American corporate investment and earnings are down. With 98% of the S&P reporting Q3 earnings, earnings for the S&P 500 are down $8.21 per share this year, while Russell earnings are off $4.79 per share. The last 3 times this metric fell that far into negative territory on the S&P 500 were Q1 1990, Q1 2001, and Q4 2007, coinciding with the start of each of the last three high yield default cycles. About the only thing that corporations seem to be doing is buying back shares, growing through acquisition, and looking for clever ways to avoid American taxation.

Developing markets, China, Japan, OPEC nations, Russia, and all of Europe (the weak EU members are pulling down the stronger members) are running on debt and stimulus. We have pointed out more times than we care to recall that there are countries with many multiples of GDP in debt and no real way to pull out of the tail spin to bring it in check through spending, manufacturing, developing new technologies, or most importantly, population growth.

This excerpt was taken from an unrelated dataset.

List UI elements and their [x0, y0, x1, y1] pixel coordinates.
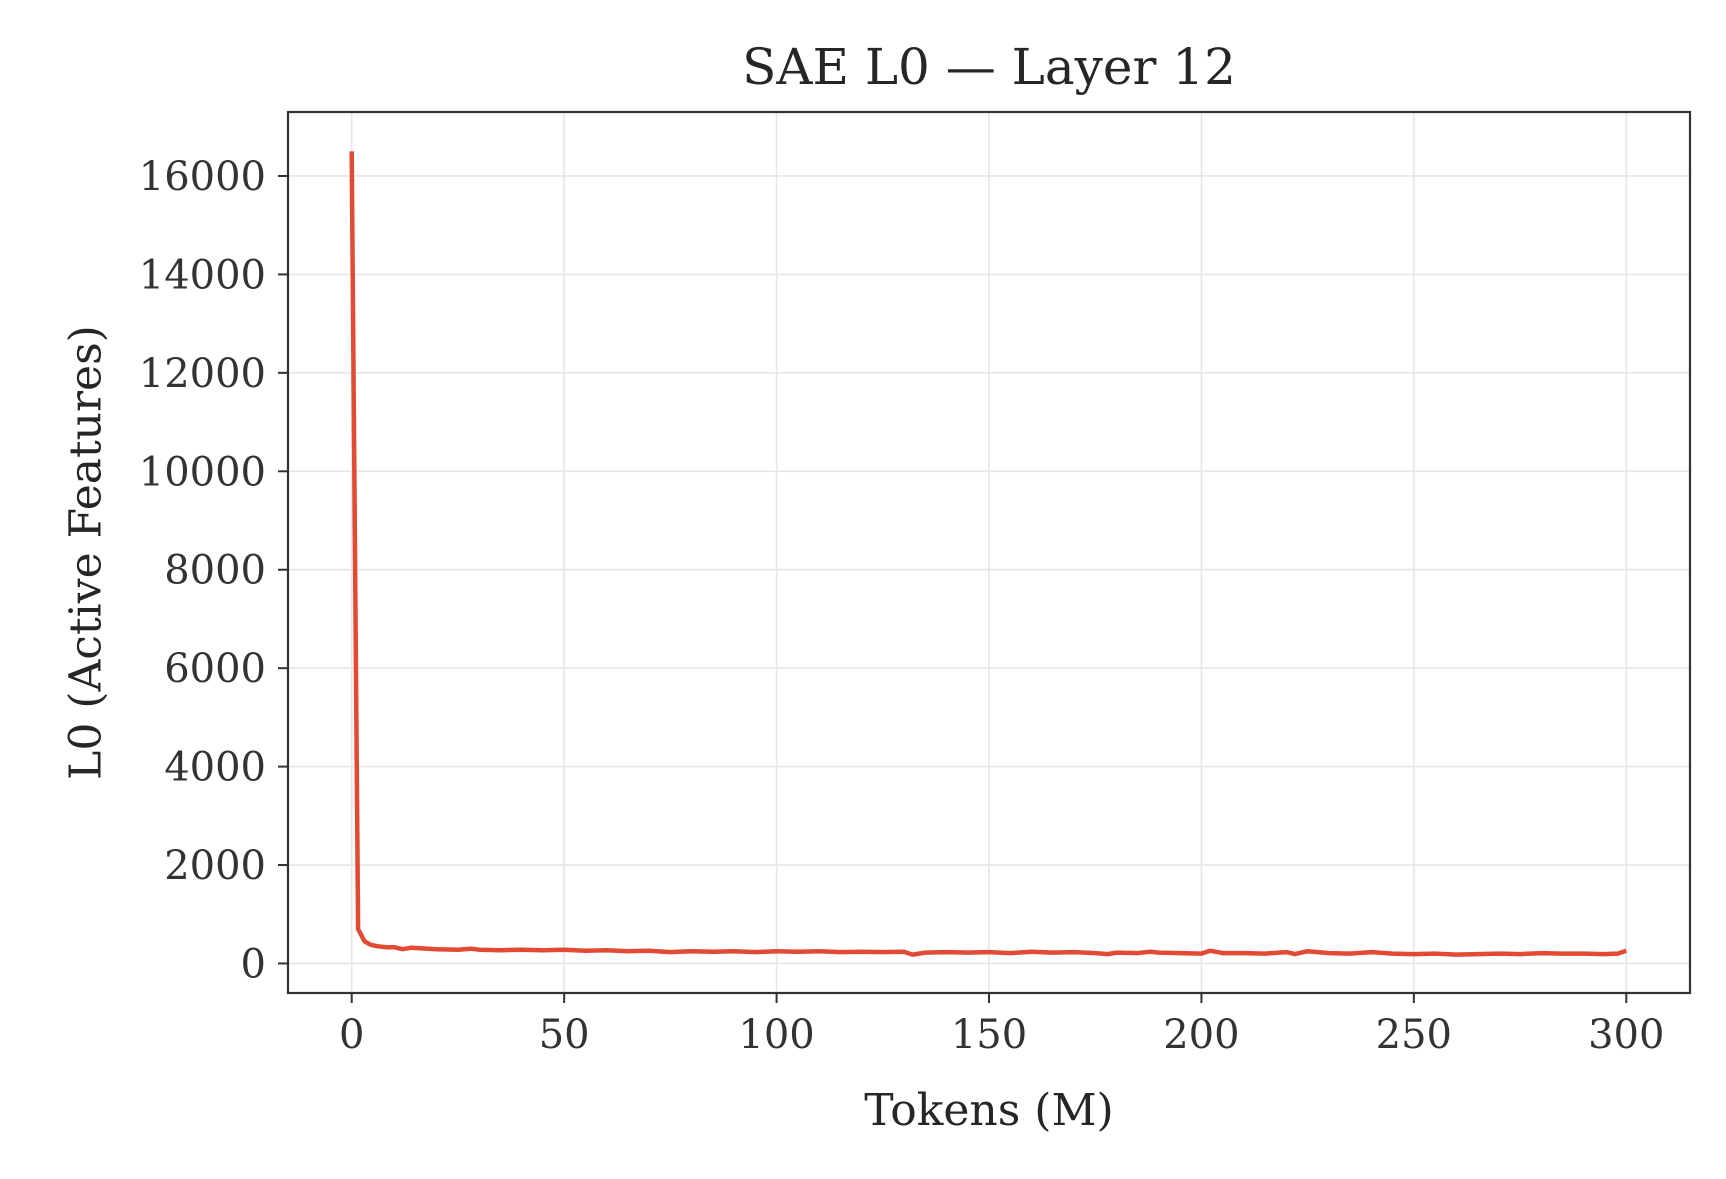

It is easy to be bearish, but that is just foolish and unrealistic, while Central Banks are flooding the market with money. While the rest of the world stimulates, the FED looks for ways to cool bubble building. Yellen and other high profile FED members have been going on the road circuit to give a dog and pony show to make sure it is crystal clear to the market that rates will be hiked. Even if the FED would raise rates by 50 points, money would still be dirt cheap! Again, we ask the question; what are normalized rates? Is this the new world; are we living in the long run or the short run?

As a trader, a business owner, an investor, or an average “Joe”, what should we do? We have hard economic data and a clearer picture than we have had in years on what is coming down the pike from the FED, but what should we do? Should we buy a new house, hire more employees, buy a new car, invest in new machinery, or hide our money under a mattress? These are the real questions, and even with more facts, there is still uncertainty, and what do we say? The market hates uncertainty.

We have facts, yet we have questions and lots of them. What is next? At this point, it is clear that history tells us things won’t end well, but what history does not tell us is if the current sorcery from Central Banks can change what the facts tell us. Just more uncertainty.